Хорошая служанка в доме Солейн — это то, чего не замечают. Ты подаёшь вино прежде, чем бокал опустеет, и уходишь прежде, чем на тебя упадёт взгляд. Ты знаешь, с какой стороны обойти госпожу Иллуну, когда у неё болит голова, и в какой час у молодого господина портится настроение, и что в такие часы лучше не дышать. Я знала в этом доме всё: где скрипит третья ступень, сколько свечей велено жечь в Малом зале, чью чашку нельзя перепутать под страхом порки. Знать — это было моё ремесло. Знать и не быть.
В вечер, с которого всё началось, в Малом зале давали приём в честь помолвки, и воздух был плотным от Дара.
Я видела его так, как видят только пустые — со стороны, снаружи, как нищий видит витрину. У каждого Одарённого искра проступала под кожей, если приглядеться: тёплый отсвет вдоль ключиц, вдоль запястий, там, где кровь ближе к поверхности. У госпожи Иллуны он был ровный и золотой, как у всех Солейнов. У её гостей — кто побледнее, кто поярче, целая ярмарка чужого света, по которому здесь считывали, кому кланяться. Я разносила вино и считала искры, потому что это было безопаснее, чем считать часы до конца смены.
Нынче их собралось особенно много. Помолвку младшей из Солейнов справляли с размахом, какой заводят, когда хотят, чтобы весь Верхний город увидел и запомнил: гости прибывали кланами, и каждый клан вносил в зал свой цвет Дара, будто знамя. От тех, чей домен — рост, тянуло прелой зеленью; от лекарских рук шло ровное белое тепло, от которого унималась головная боль у стоящих рядом; Солейны горели поверх всех золотом, потому что принимали у себя и потому что могли себе позволить гореть. Я скользила между этими огнями с кувшином и была среди них единственной тенью — тенью, которую держат при свете, чтобы было кому носить подносы.
У меня самой под кожей не было ничего. Пустая кровь. Так значилось в реестре Инквизиции, так значилось на медной бирке, вшитой в подкладку у меня на плече, — чтобы всякий Одарённый знал, что к нему прикоснулось ничто, и мог, если захочет, потребовать за это плату.

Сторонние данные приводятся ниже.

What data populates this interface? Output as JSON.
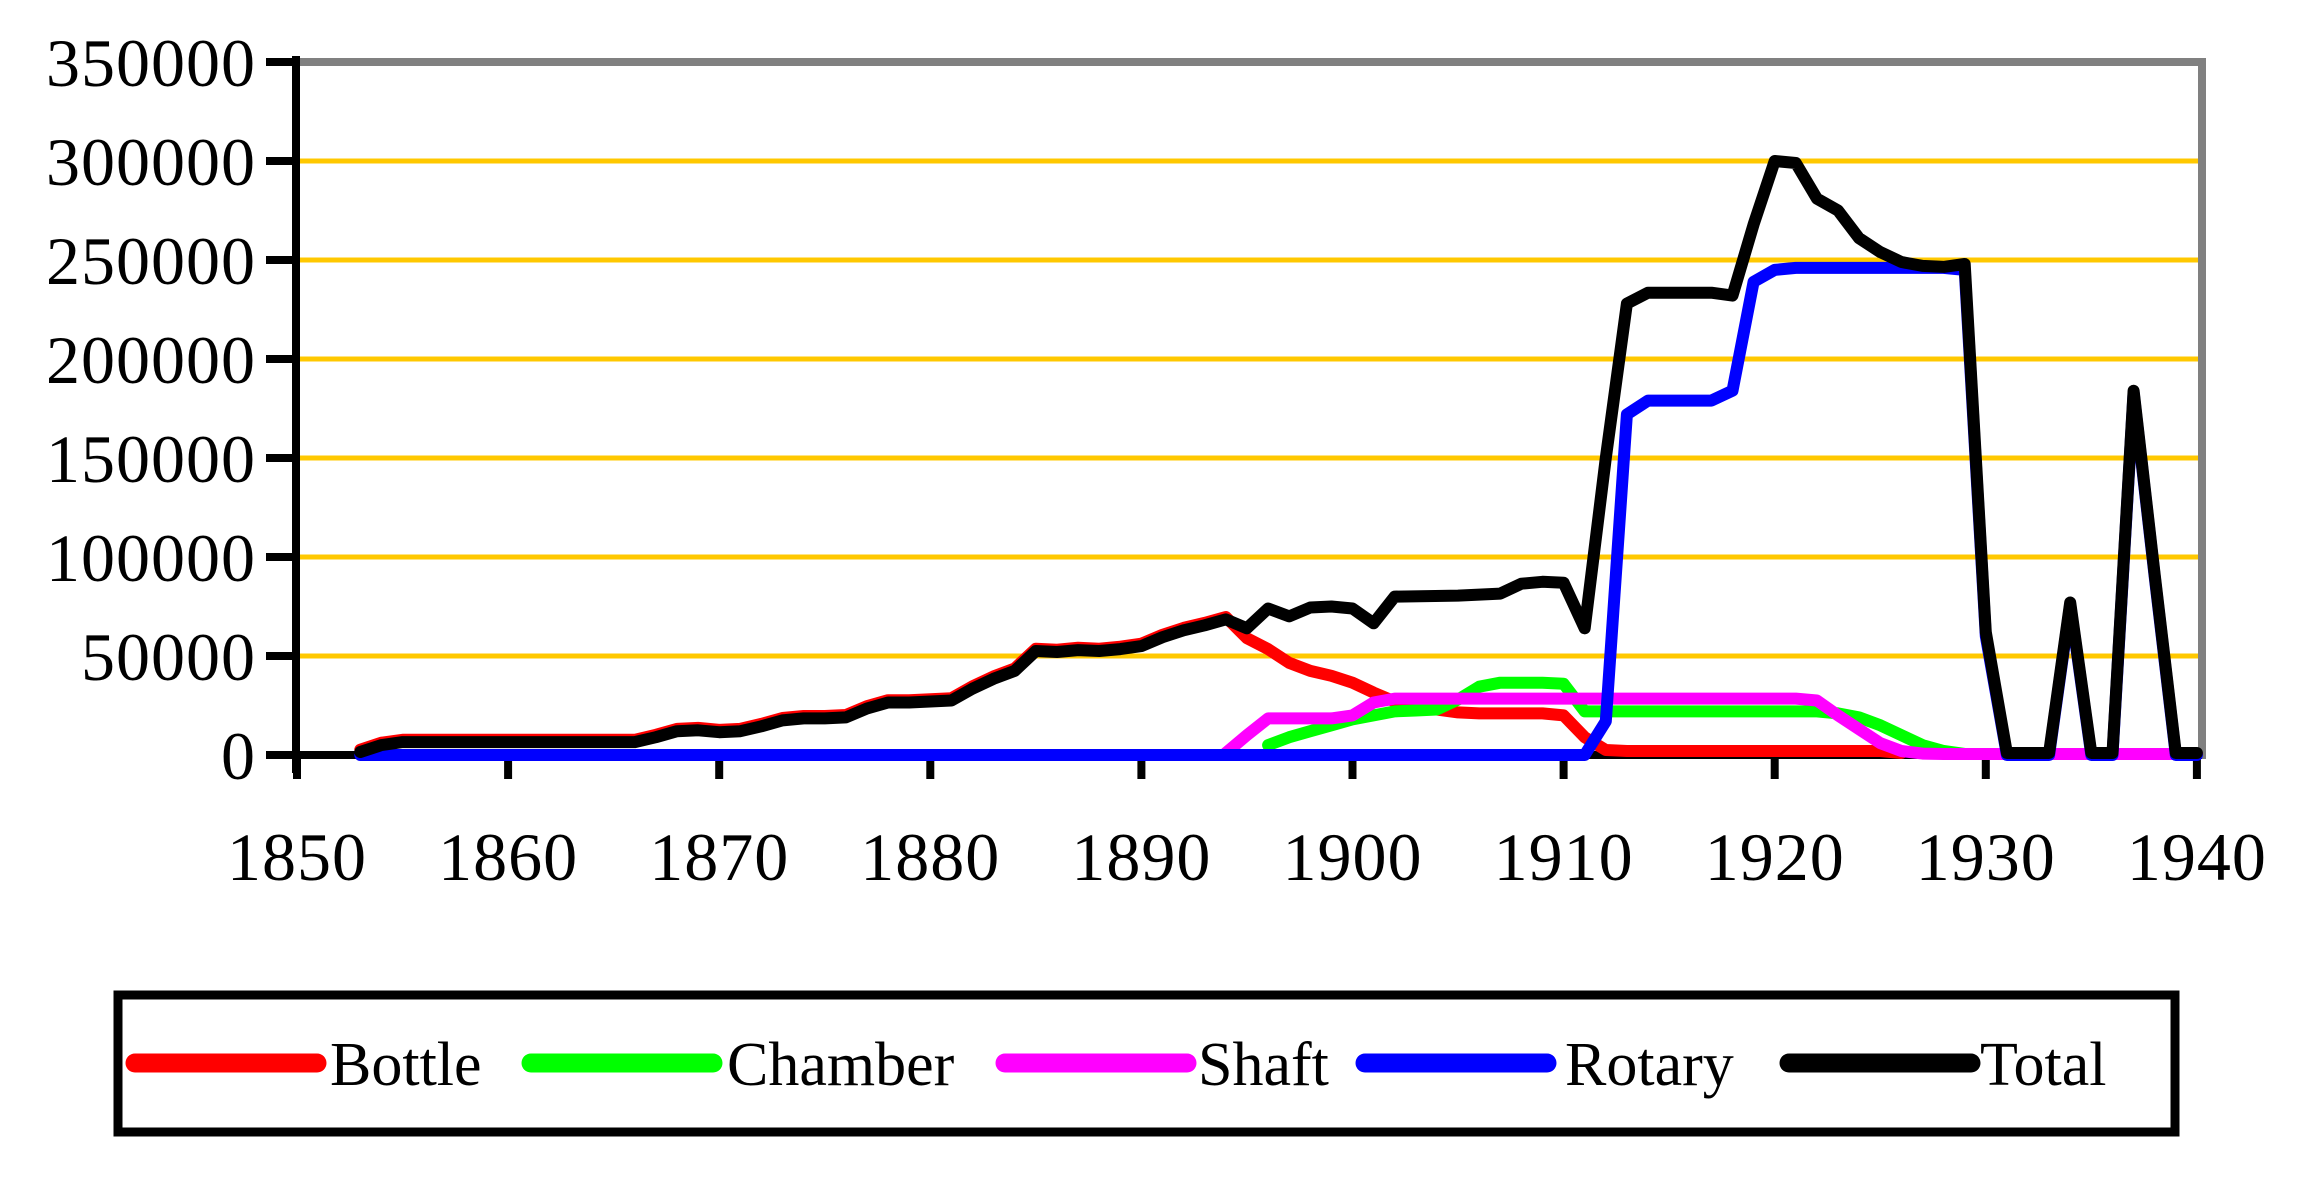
{
  "chart_data": {
    "type": "line",
    "title": "",
    "xlabel": "",
    "ylabel": "",
    "x_axis": {
      "ticks": [
        1850,
        1860,
        1870,
        1880,
        1890,
        1900,
        1910,
        1920,
        1930,
        1940
      ],
      "range": [
        1850,
        1940
      ]
    },
    "y_axis": {
      "ticks": [
        0,
        50000,
        100000,
        150000,
        200000,
        250000,
        300000,
        350000
      ],
      "range": [
        0,
        350000
      ]
    },
    "grid": {
      "color": "#FFC800",
      "lines_at": [
        50000,
        100000,
        150000,
        200000,
        250000,
        300000
      ]
    },
    "frame": {
      "axis_color": "#000000",
      "border_color": "#808080"
    },
    "legend": {
      "position": "bottom",
      "entries": [
        "Bottle",
        "Chamber",
        "Shaft",
        "Rotary",
        "Total"
      ]
    },
    "series": [
      {
        "name": "Bottle",
        "color": "#FF0000",
        "points": [
          [
            1853,
            2700
          ],
          [
            1854,
            6200
          ],
          [
            1855,
            7700
          ],
          [
            1866,
            7700
          ],
          [
            1867,
            10200
          ],
          [
            1868,
            13200
          ],
          [
            1869,
            13700
          ],
          [
            1870,
            12700
          ],
          [
            1871,
            13200
          ],
          [
            1872,
            15700
          ],
          [
            1873,
            18700
          ],
          [
            1874,
            19700
          ],
          [
            1875,
            19700
          ],
          [
            1876,
            20200
          ],
          [
            1877,
            24700
          ],
          [
            1878,
            27700
          ],
          [
            1879,
            27700
          ],
          [
            1880,
            28200
          ],
          [
            1881,
            28700
          ],
          [
            1882,
            34700
          ],
          [
            1883,
            39700
          ],
          [
            1884,
            43700
          ],
          [
            1885,
            53700
          ],
          [
            1886,
            53200
          ],
          [
            1887,
            54200
          ],
          [
            1888,
            53700
          ],
          [
            1889,
            54700
          ],
          [
            1890,
            56200
          ],
          [
            1891,
            60700
          ],
          [
            1892,
            64200
          ],
          [
            1893,
            66700
          ],
          [
            1894,
            69700
          ],
          [
            1895,
            59000
          ],
          [
            1896,
            53500
          ],
          [
            1897,
            46500
          ],
          [
            1898,
            42500
          ],
          [
            1899,
            40000
          ],
          [
            1900,
            36500
          ],
          [
            1901,
            31500
          ],
          [
            1902,
            27000
          ],
          [
            1903,
            25000
          ],
          [
            1904,
            23000
          ],
          [
            1905,
            21500
          ],
          [
            1906,
            21000
          ],
          [
            1909,
            21000
          ],
          [
            1910,
            20000
          ],
          [
            1911,
            9000
          ],
          [
            1912,
            2500
          ],
          [
            1913,
            2000
          ],
          [
            1925,
            2000
          ],
          [
            1926,
            1000
          ]
        ]
      },
      {
        "name": "Chamber",
        "color": "#00FF00",
        "points": [
          [
            1896,
            5000
          ],
          [
            1897,
            9000
          ],
          [
            1898,
            12000
          ],
          [
            1899,
            15000
          ],
          [
            1900,
            18000
          ],
          [
            1901,
            20000
          ],
          [
            1902,
            22000
          ],
          [
            1903,
            22500
          ],
          [
            1904,
            23000
          ],
          [
            1905,
            28000
          ],
          [
            1906,
            34500
          ],
          [
            1907,
            36500
          ],
          [
            1909,
            36500
          ],
          [
            1910,
            36000
          ],
          [
            1911,
            22000
          ],
          [
            1922,
            22000
          ],
          [
            1923,
            21000
          ],
          [
            1924,
            19000
          ],
          [
            1925,
            15000
          ],
          [
            1926,
            10000
          ],
          [
            1927,
            5000
          ],
          [
            1928,
            2000
          ],
          [
            1929,
            500
          ]
        ]
      },
      {
        "name": "Shaft",
        "color": "#FF00FF",
        "points": [
          [
            1894,
            1000
          ],
          [
            1895,
            10000
          ],
          [
            1896,
            18500
          ],
          [
            1899,
            18500
          ],
          [
            1900,
            20000
          ],
          [
            1901,
            26500
          ],
          [
            1902,
            28500
          ],
          [
            1921,
            28500
          ],
          [
            1922,
            27500
          ],
          [
            1923,
            20000
          ],
          [
            1924,
            13000
          ],
          [
            1925,
            6000
          ],
          [
            1926,
            2000
          ],
          [
            1927,
            700
          ],
          [
            1928,
            500
          ],
          [
            1940,
            500
          ]
        ]
      },
      {
        "name": "Rotary",
        "color": "#0000FF",
        "points": [
          [
            1853,
            0
          ],
          [
            1911,
            0
          ],
          [
            1912,
            17000
          ],
          [
            1913,
            172000
          ],
          [
            1914,
            179000
          ],
          [
            1917,
            179000
          ],
          [
            1918,
            184000
          ],
          [
            1919,
            239000
          ],
          [
            1920,
            245000
          ],
          [
            1921,
            246000
          ],
          [
            1928,
            246000
          ],
          [
            1929,
            245000
          ],
          [
            1930,
            60000
          ],
          [
            1931,
            0
          ],
          [
            1933,
            0
          ],
          [
            1934,
            76000
          ],
          [
            1935,
            0
          ],
          [
            1936,
            0
          ],
          [
            1937,
            183000
          ],
          [
            1938,
            90000
          ],
          [
            1939,
            0
          ],
          [
            1940,
            0
          ]
        ]
      },
      {
        "name": "Total",
        "color": "#000000",
        "points": [
          [
            1853,
            1500
          ],
          [
            1854,
            5000
          ],
          [
            1855,
            6500
          ],
          [
            1866,
            6500
          ],
          [
            1867,
            9000
          ],
          [
            1868,
            12000
          ],
          [
            1869,
            12500
          ],
          [
            1870,
            11500
          ],
          [
            1871,
            12000
          ],
          [
            1872,
            14500
          ],
          [
            1873,
            17500
          ],
          [
            1874,
            18500
          ],
          [
            1875,
            18500
          ],
          [
            1876,
            19000
          ],
          [
            1877,
            23500
          ],
          [
            1878,
            26500
          ],
          [
            1879,
            26500
          ],
          [
            1880,
            27000
          ],
          [
            1881,
            27500
          ],
          [
            1882,
            33500
          ],
          [
            1883,
            38500
          ],
          [
            1884,
            42500
          ],
          [
            1885,
            52500
          ],
          [
            1886,
            52000
          ],
          [
            1887,
            53000
          ],
          [
            1888,
            52500
          ],
          [
            1889,
            53500
          ],
          [
            1890,
            55000
          ],
          [
            1891,
            59500
          ],
          [
            1892,
            63000
          ],
          [
            1893,
            65500
          ],
          [
            1894,
            68500
          ],
          [
            1895,
            64000
          ],
          [
            1896,
            74000
          ],
          [
            1897,
            70000
          ],
          [
            1898,
            74500
          ],
          [
            1899,
            75000
          ],
          [
            1900,
            74000
          ],
          [
            1901,
            66500
          ],
          [
            1902,
            80000
          ],
          [
            1905,
            80500
          ],
          [
            1906,
            81000
          ],
          [
            1907,
            81500
          ],
          [
            1908,
            86500
          ],
          [
            1909,
            87500
          ],
          [
            1910,
            87000
          ],
          [
            1911,
            64000
          ],
          [
            1912,
            150000
          ],
          [
            1913,
            228000
          ],
          [
            1914,
            233500
          ],
          [
            1917,
            233500
          ],
          [
            1918,
            232000
          ],
          [
            1919,
            268000
          ],
          [
            1920,
            300000
          ],
          [
            1921,
            299000
          ],
          [
            1922,
            281000
          ],
          [
            1923,
            275000
          ],
          [
            1924,
            261000
          ],
          [
            1925,
            254000
          ],
          [
            1926,
            249000
          ],
          [
            1927,
            247000
          ],
          [
            1928,
            246500
          ],
          [
            1929,
            248000
          ],
          [
            1930,
            62000
          ],
          [
            1931,
            1000
          ],
          [
            1933,
            1000
          ],
          [
            1934,
            77000
          ],
          [
            1935,
            1000
          ],
          [
            1936,
            1000
          ],
          [
            1937,
            184000
          ],
          [
            1938,
            91000
          ],
          [
            1939,
            1000
          ],
          [
            1940,
            1000
          ]
        ]
      }
    ]
  }
}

Двенадцать лет я жила тем единственным, что во мне ценили, — уменьем не быть. Хорошая порожняя угадывает, чего господину захочется, за полшага до самого господина; оказывается там, где нужна, ещё до того, как её позовут; исчезает раньше, чем на неё падёт взгляд. Я наливала воду прежде жажды, подавала плащ прежде озноба, уносила разбитое прежде, чем о нём спохватятся. За это меня терпели. Любить ничто нельзя — но терпят в этом доме дольше, чем любят, и я давно перестала путать одно с другим. Наука была простая: пока с тебя есть прок, ты жива. Прок — единственная монета, какой порожняя платит за право дышать под золотой крышей, и я платила щедро, каждый день, до последнего медяка, и ложилась спать спокойной ровно настолько, насколько щедро успела заплатить.

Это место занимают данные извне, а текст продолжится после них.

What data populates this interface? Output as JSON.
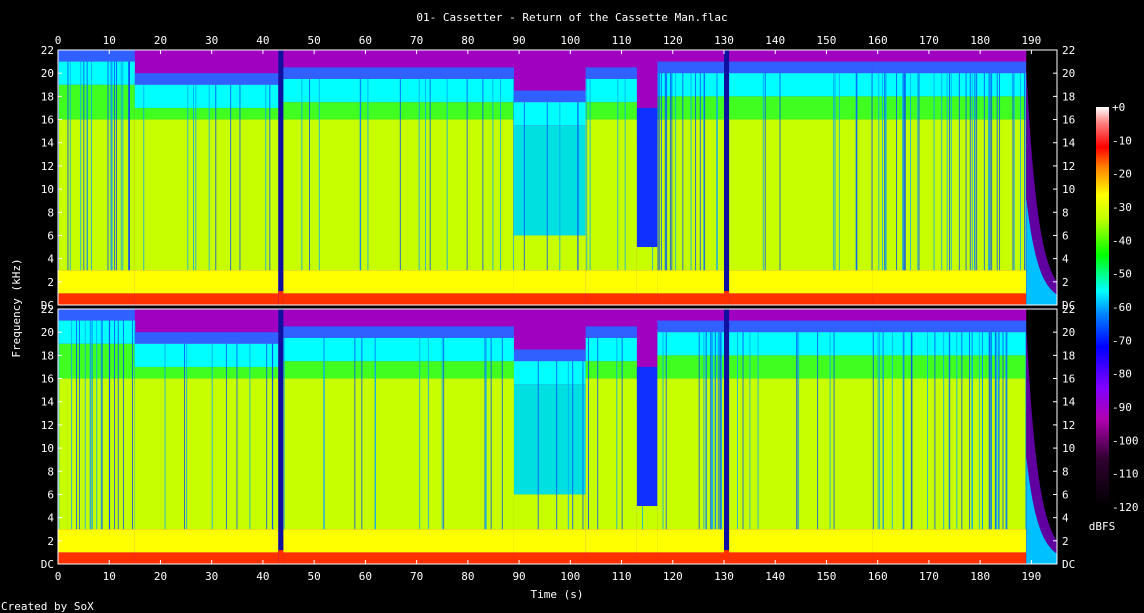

Лисса поймала мой взгляд от дверей кухни и скорчила рожу — тайком, для меня одной. Она несла поднос с медовыми грушами, и несла его слишком высоко, и я поняла, что будет беда, за миг до того, как беда случилась. Я всегда понимала на миг раньше. Это было единственное, что у меня было вместо искры.
— Смотри под ноги, — шепнула я, проходя мимо, но зал был полон, и между нами вклинился молодой господин Тейн.
Тейн Солейн был красив той красотой, которую портит характер, и пьян той особенной злостью, что ищет, обо что бы разбиться. Он качнулся, Лисса качнулась, поднос дрогнул — и одна медовая груша скатилась ему прямо на рукав, оставив на белом шёлке тёмный след.
В зале стало тихо не сразу. Сначала засмеялась какая-то дама. Потом Тейн поднял руку, и по его запястью пробежал огонь.
У Солейнов Дар говорит огнём. Я видела, как этот огонь зажигает камины через комнату, как высушивает чернила на письме одним взмахом. Я видела однажды, что он делает с человеческой кожей, и не хотела видеть снова.
— Ты, — сказал Тейн Лиссе, и в голосе его было почти удовольствие. — Пустая дрянь.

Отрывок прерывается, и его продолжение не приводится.